No domingo, no Largo de São Francisco, no Centro, durante a apresentação do Fogo e Paixão, o banho de mangueira foi providencial para quem estava há horas no sol escaldante ali na praça. Ação de extrema importância também tem sido a distribuição de água potável para os foliões pela Cedae, bem como as borrifadas dos aguadeiros que a empresa disponibiliza para aliviar a quentura nesses dias de folia. Aliás, essa ação tende a ser ampliada por outras empresas agora nos dias de folia, que entenderam que podem participar dos desfiles de forma mais orgânica e não apenas com a hiper exposição de suas marcas.

Para reforçar esse compromisso, o Fogo & Paixão criou um grupo de trabalho, o GT de ESG, e decidiu adotar atitudes que contemplam cada uma das letras do ESG. Para o E, do inglês Environmental (Meio Ambiente), as ações estão voltadas para a redução da quantidade de lixo produzido, e também para a reutilização de materiais recicláveis e o consumo de forma mais responsável.

O bloco Fogo & Paixão criou um GT de ESG e decidiu adotar atitudes que contemplam cada uma das letras da sigla para ações sustentáveis e de inclusão.
O bloco Fogo & Paixão criou um GT de ESG e decidiu adotar atitudes que contemplam cada uma das letras da sigla para ações sustentáveis e de inclusão. (Ana Carvalho/Divulgação)
De alguma maneira, a mudança no formato do carnaval para as fanfarras também acabou ajudando nessa questão climática, já que esses blocos não fazem uso de trios elétricos – na sua maioria movidos a diesel e com uso de geradores por horas.

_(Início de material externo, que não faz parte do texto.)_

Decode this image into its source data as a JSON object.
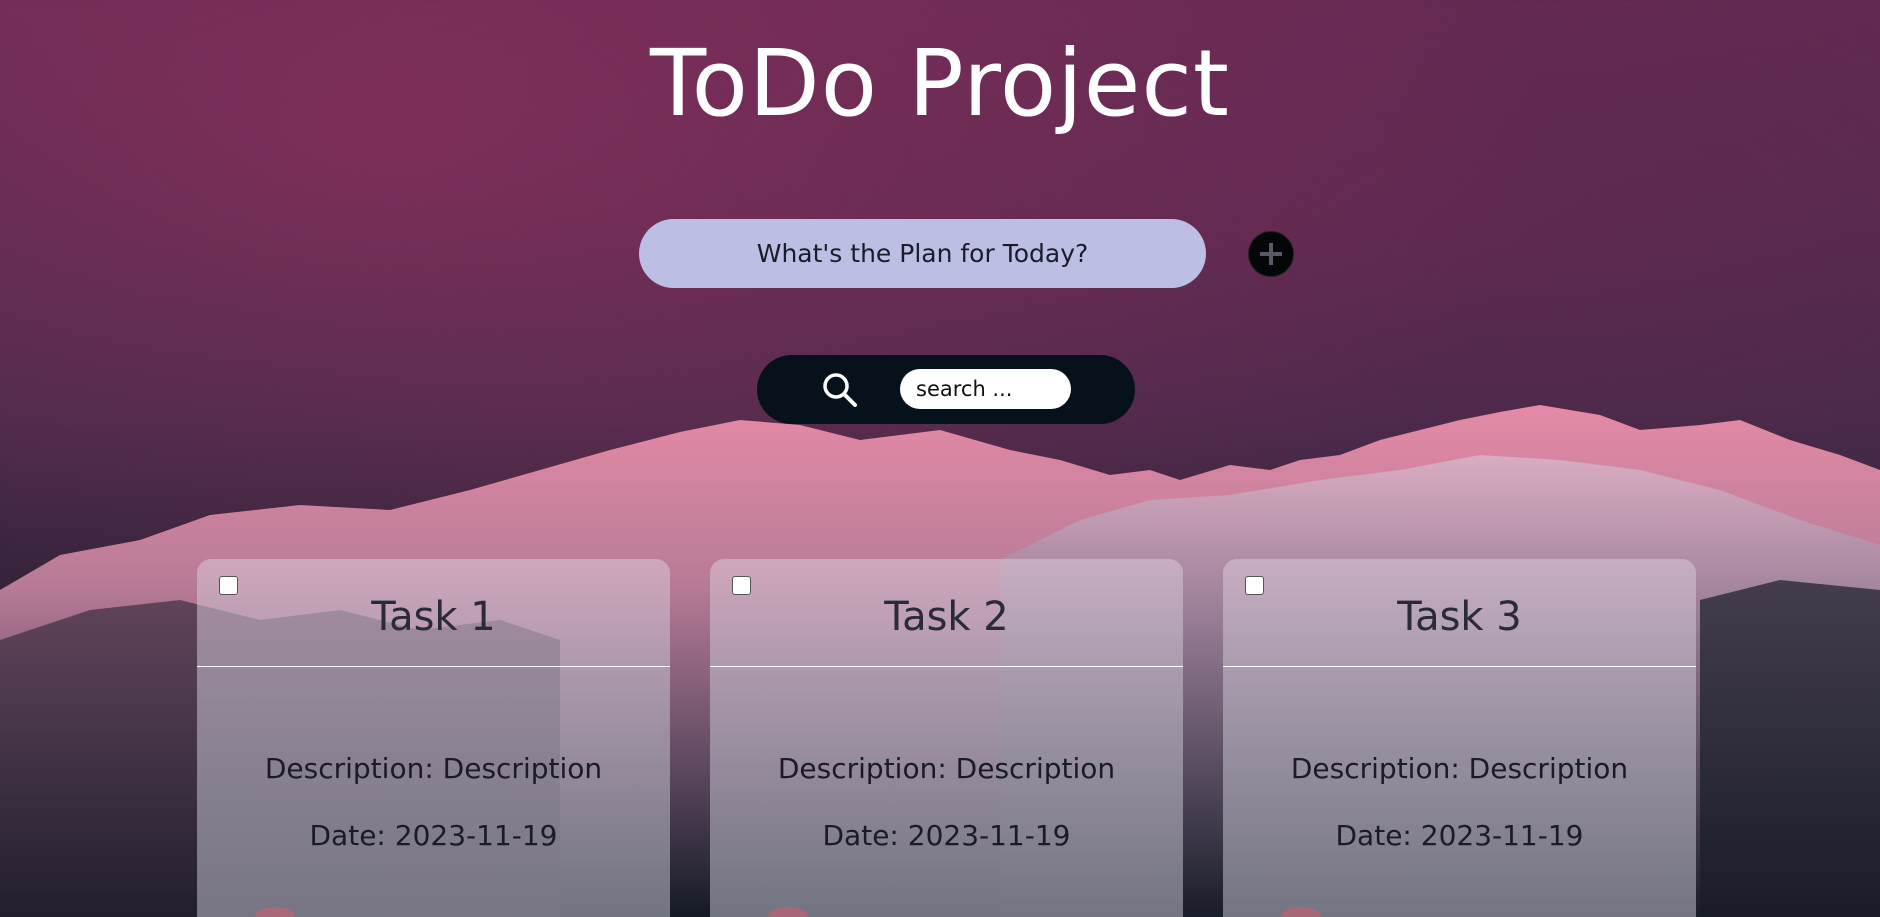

Essa migração de formato não aconteceu exatamente por essa perspectiva da proteção ao clima, mas o impacto acabou sendo positivo.

A Orquestra Voadora, bloco que desfila na terça-feira de Carnaval, é um dos que vêm adotando medidas nesse sentido. Com tema inspirado em Ailton Krenak para seu 16º desfile, “Ideias para adiar o fim do mundo – O Carnaval como ferramenta criativa e de inovação para reimaginar um futuro possível”, o bloco propõe “uma reflexão sobre como a folia pode ser, também, um ato de resistência e um chamado à ação para um futuro mais justo e sustentável, promovendo ações de inclusão, sustentabilidade e impacto social”.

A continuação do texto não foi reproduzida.